A área ocupada com a produção orgânica cresce, em média, 2% ao ano no Brasil, mas com possibilidade de avançar ainda mais. De 2000 a 2017, a área agricultável mundial destinada a cultivos orgânicos aumentou 365%, quase 10% ao ano, aponta estudo do Instituto de Pesquisa Econômica Aplicada (Ipea), fundação vinculada ao Ministério da Economia.

Em termos absolutos, a agricultura orgânica saltou de 15 milhões de hectares de terras para 69,8 milhões de hectares nesse período. Deste total, 51% da área agrícola destinada à produção orgânica encontra-se na Oceania, seguida pela Europa (21%), América Latina (11%), Ásia (9%), América do Norte (5%) e África (3%).

No Brasil, principal produtor latino-americano, a produção orgânica ocupa 1,13 milhão de hectares, de acordo com o Mapa, o que representa 0,4% da área agricultável do país. Em 2000, eram 803 mil hectares. Segundo a Secretaria Especial de Agricultura Familiar e do Desenvolvimento Agrário (SEAD), 70% da produção nacional orgânica é exportada para a Europa, com destaque para Suíça, Dinamarca e Suécia.

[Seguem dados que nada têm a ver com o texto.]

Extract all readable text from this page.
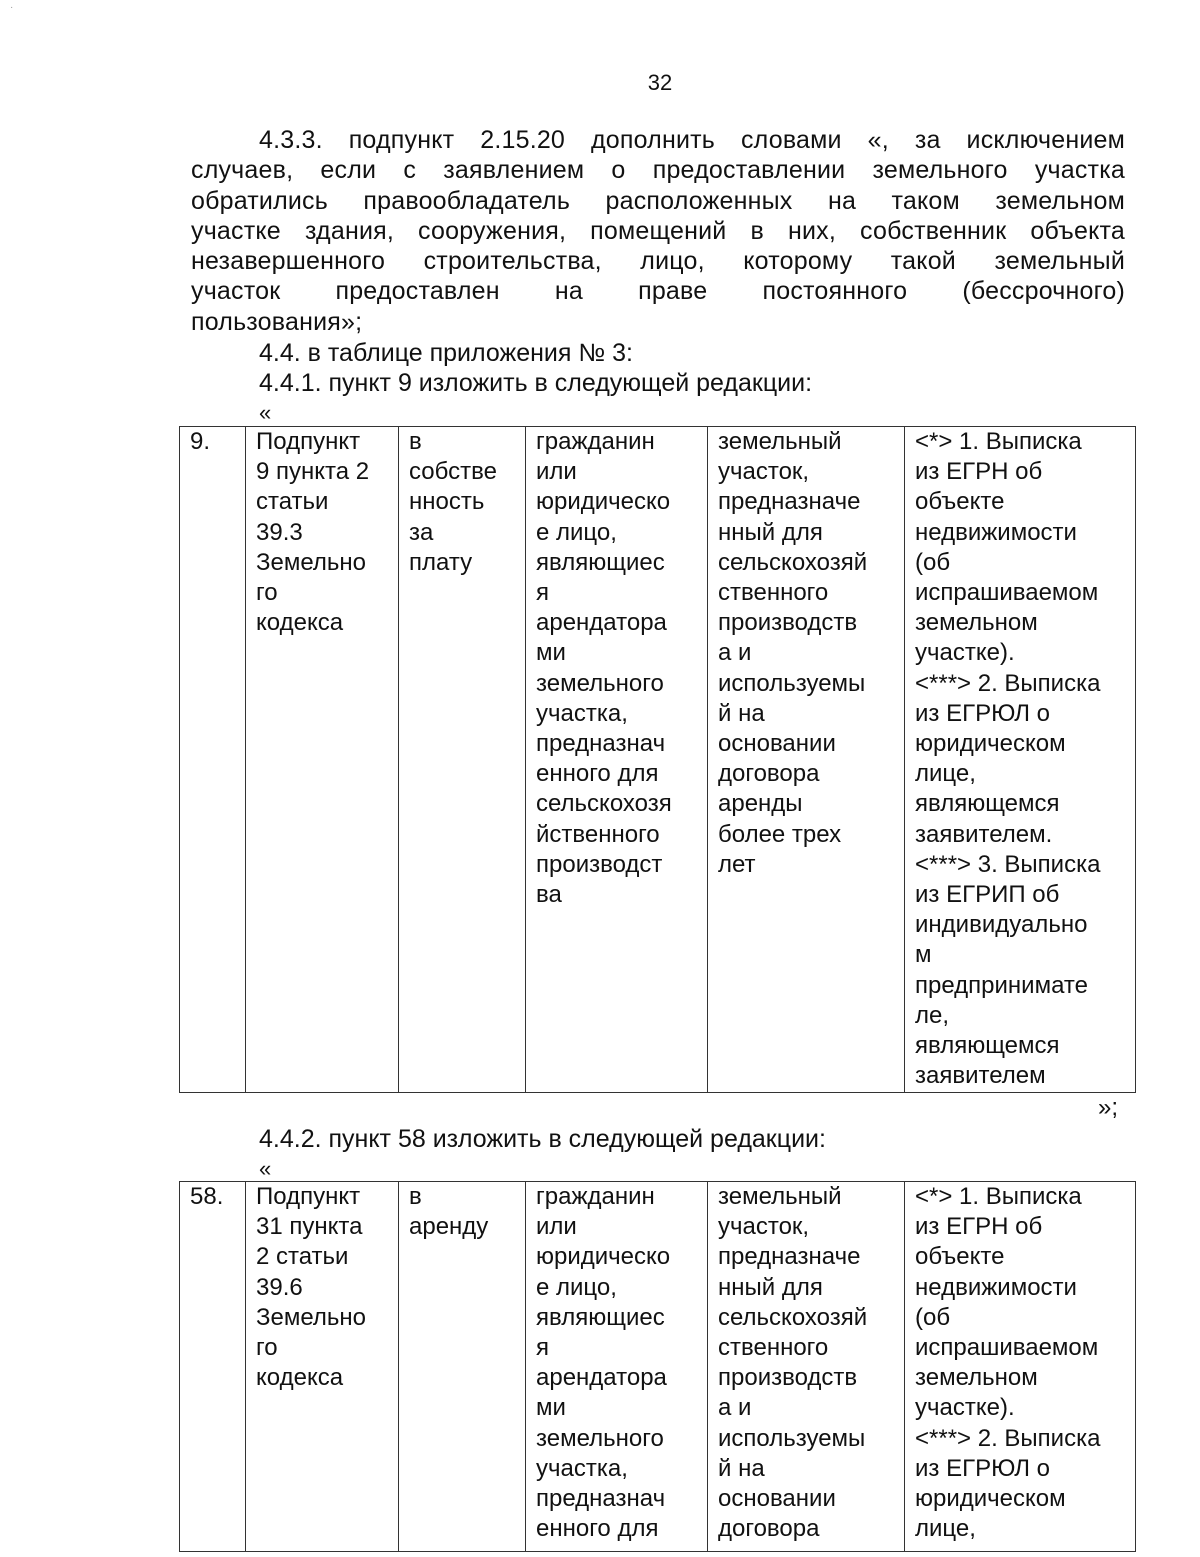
·
32
4.3.3. подпункт 2.15.20 дополнить словами «, за исключением
случаев, если с заявлением о предоставлении земельного участка
обратились правообладатель расположенных на таком земельном
участке здания, сооружения, помещений в них, собственник объекта
незавершенного строительства, лицо, которому такой земельный
участок предоставлен на праве постоянного (бессрочного)
пользования»;
4.4. в таблице приложения № 3:
4.4.1. пункт 9 изложить в следующей редакции:
«
9.	Подпункт
9 пункта 2
статьи
39.3
Земельно
го
кодекса

в
собстве
нность
за
плату

гражданин
или
юридическо
е лицо,
являющиес
я
арендатора
ми
земельного
участка,
предназнач
енного для
сельскохозя
йственного
производст
ва

земельный
участок,
предназначе
нный для
сельскохозяй
ственного
производств
а и
используемы
й на
основании
договора
аренды
более трех
лет

<*> 1. Выписка
из ЕГРН об
объекте
недвижимости
(об
испрашиваемом
земельном
участке).
<***> 2. Выписка
из ЕГРЮЛ о
юридическом
лице,
являющемся
заявителем.
<***> 3. Выписка
из ЕГРИП об
индивидуально
м
предпринимате
ле,
являющемся
заявителем
»;
4.4.2. пункт 58 изложить в следующей редакции:
«
58.	Подпункт
31 пункта
2 статьи
39.6
Земельно
го
кодекса

в
аренду

гражданин
или
юридическо
е лицо,
являющиес
я
арендатора
ми
земельного
участка,
предназнач
енного для

земельный
участок,
предназначе
нный для
сельскохозяй
ственного
производств
а и
используемы
й на
основании
договора

<*> 1. Выписка
из ЕГРН об
объекте
недвижимости
(об
испрашиваемом
земельном
участке).
<***> 2. Выписка
из ЕГРЮЛ о
юридическом
лице,
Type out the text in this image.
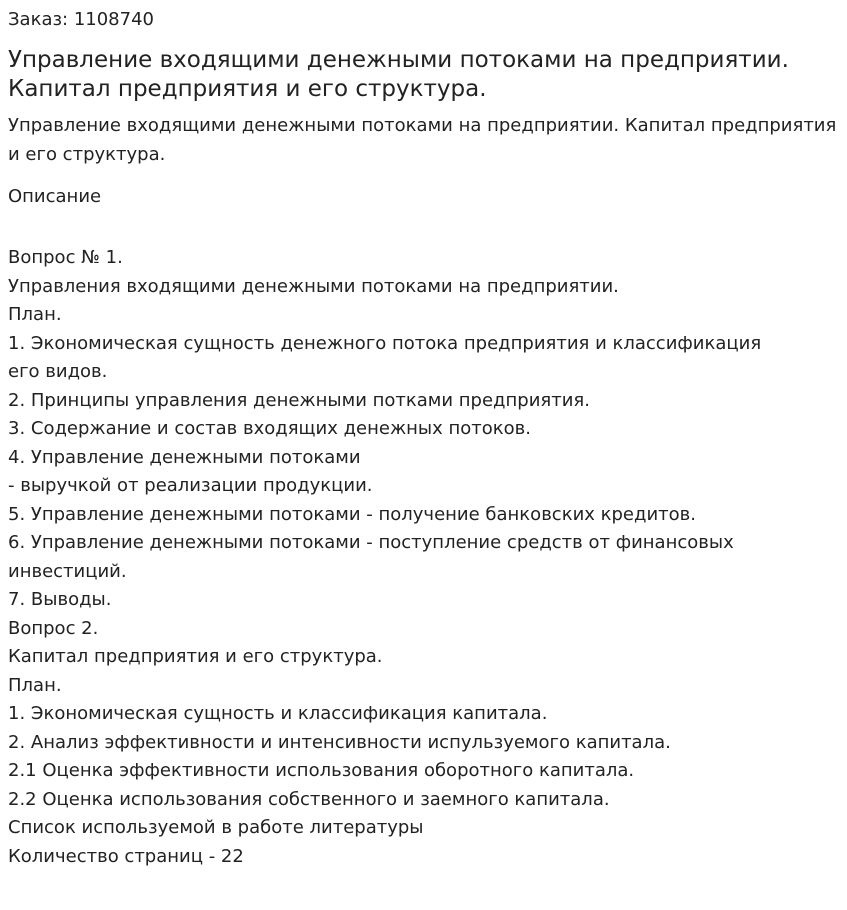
Заказ: 1108740
Управление входящими денежными потоками на предприятии. Капитал предприятия и его структура.
Управление входящими денежными потоками на предприятии. Капитал предприятия и его структура.
Описание
Вопрос № 1.
Управления входящими денежными потоками на предприятии.
План.
1. Экономическая сущность денежного потока предприятия и классификация
его видов.
2. Принципы управления денежными потками предприятия.
3. Содержание и состав входящих денежных потоков.
4. Управление денежными потоками
- выручкой от реализации продукции.
5. Управление денежными потоками - получение банковских кредитов.
6. Управление денежными потоками - поступление средств от финансовых
инвестиций.
7. Выводы.
Вопрос 2.
Капитал предприятия и его структура.
План.
1. Экономическая сущность и классификация капитала.
2. Анализ эффективности и интенсивности испульзуемого капитала.
2.1 Оценка эффективности использования оборотного капитала.
2.2 Оценка использования собственного и заемного капитала.
Список используемой в работе литературы
Количество страниц - 22
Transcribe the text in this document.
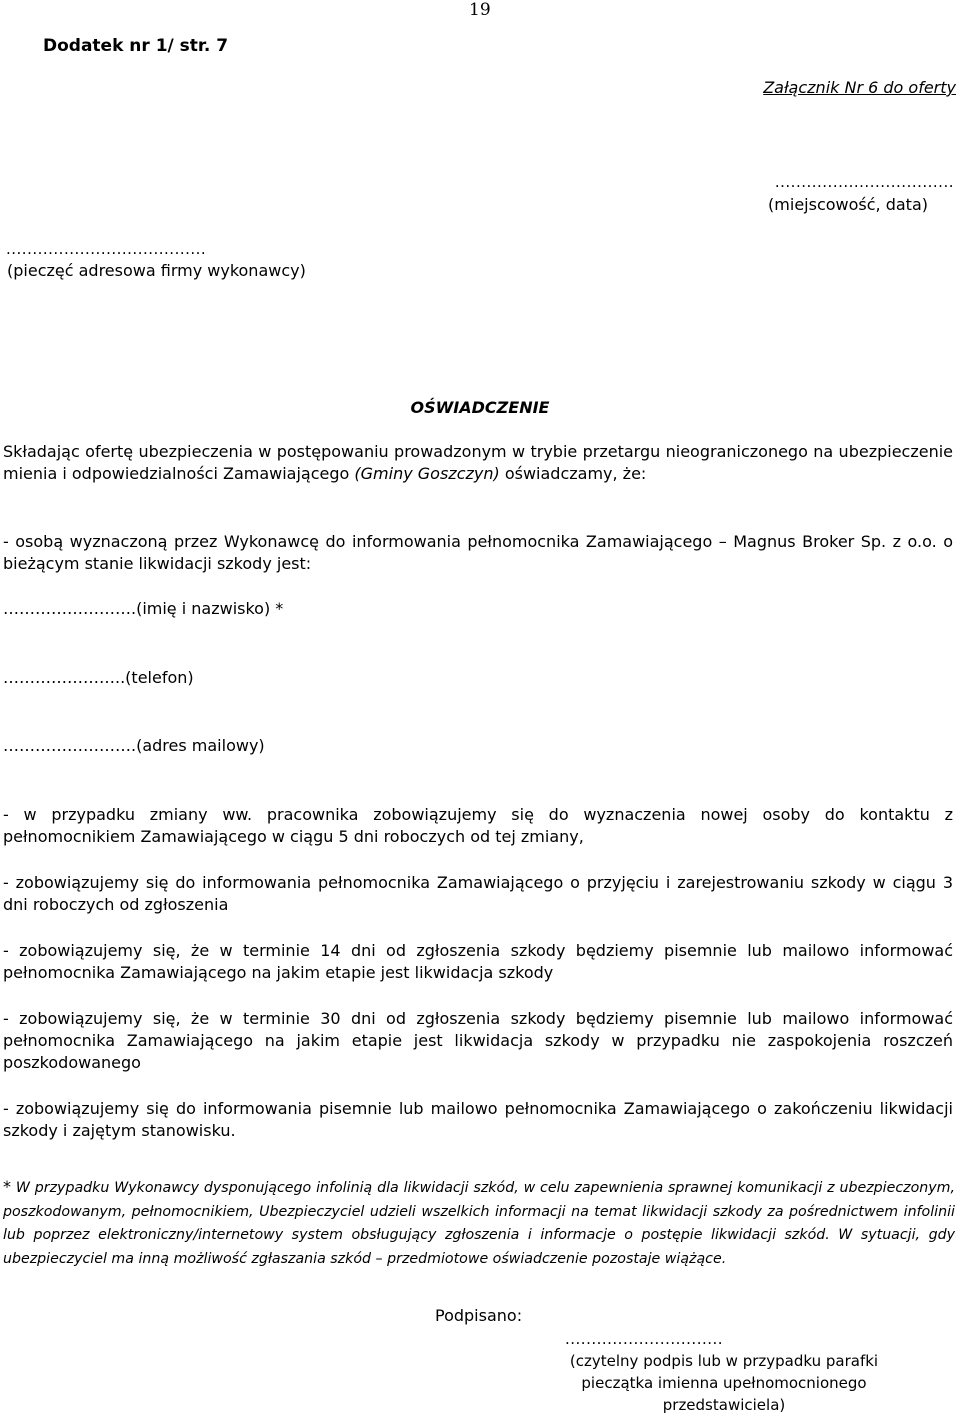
19
Dodatek nr 1/ str. 7
Załącznik Nr 6 do oferty
..................................
(miejscowość, data)
......................................
(pieczęć adresowa firmy wykonawcy)
OŚWIADCZENIE
Składając ofertę ubezpieczenia w postępowaniu prowadzonym w trybie przetargu nieograniczonego na ubezpieczenie mienia i odpowiedzialności Zamawiającego (Gminy Goszczyn) oświadczamy, że:
- osobą wyznaczoną przez Wykonawcę do informowania pełnomocnika Zamawiającego – Magnus Broker Sp. z o.o. o bieżącym stanie likwidacji szkody jest:
…………………….(imię i nazwisko) *
…………………..(telefon)
…………………….(adres mailowy)
- w przypadku zmiany ww. pracownika zobowiązujemy się do wyznaczenia nowej osoby do kontaktu z pełnomocnikiem Zamawiającego w ciągu 5 dni roboczych od tej zmiany,
- zobowiązujemy się do informowania pełnomocnika Zamawiającego o przyjęciu i zarejestrowaniu szkody w ciągu 3 dni roboczych od zgłoszenia
- zobowiązujemy się, że w terminie 14 dni od zgłoszenia szkody będziemy pisemnie lub mailowo informować pełnomocnika Zamawiającego na jakim etapie jest likwidacja szkody
- zobowiązujemy się, że w terminie 30 dni od zgłoszenia szkody będziemy pisemnie lub mailowo informować pełnomocnika Zamawiającego na jakim etapie jest likwidacja szkody w przypadku nie zaspokojenia roszczeń poszkodowanego
- zobowiązujemy się do informowania pisemnie lub mailowo pełnomocnika Zamawiającego o zakończeniu likwidacji szkody i zajętym stanowisku.
* W przypadku Wykonawcy dysponującego infolinią dla likwidacji szkód, w celu zapewnienia sprawnej komunikacji z ubezpieczonym, poszkodowanym, pełnomocnikiem, Ubezpieczyciel udzieli wszelkich informacji na temat likwidacji szkody za pośrednictwem infolinii lub poprzez elektroniczny/internetowy system obsługujący zgłoszenia i informacje o postępie likwidacji szkód. W sytuacji, gdy ubezpieczyciel ma inną możliwość zgłaszania szkód – przedmiotowe oświadczenie pozostaje wiążące.
Podpisano:
..............................
(czytelny podpis lub w przypadku parafki pieczątka imienna upełnomocnionego przedstawiciela)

Os produtos mais comercializados no exterior são açúcar, castanhas, frutas e seus derivados. A Suíça é o maior consumidor de produtos orgânicos do mundo, com média de 288 quilos por essa por ano. Na Dinamarca, são 278 kg, enquanto o consumo da Suécia é de 237 kg.

Segundo Ministério da Agricultura, a região Sul é a maior produtora de orgânicos no país, sendo responsável por 40% do total. Em segundo lugar aparece o Nordeste (24%), seguido pelo Sudeste (22%). Já a região Norte tem participação de 9% e o Centro-Oeste, 5%.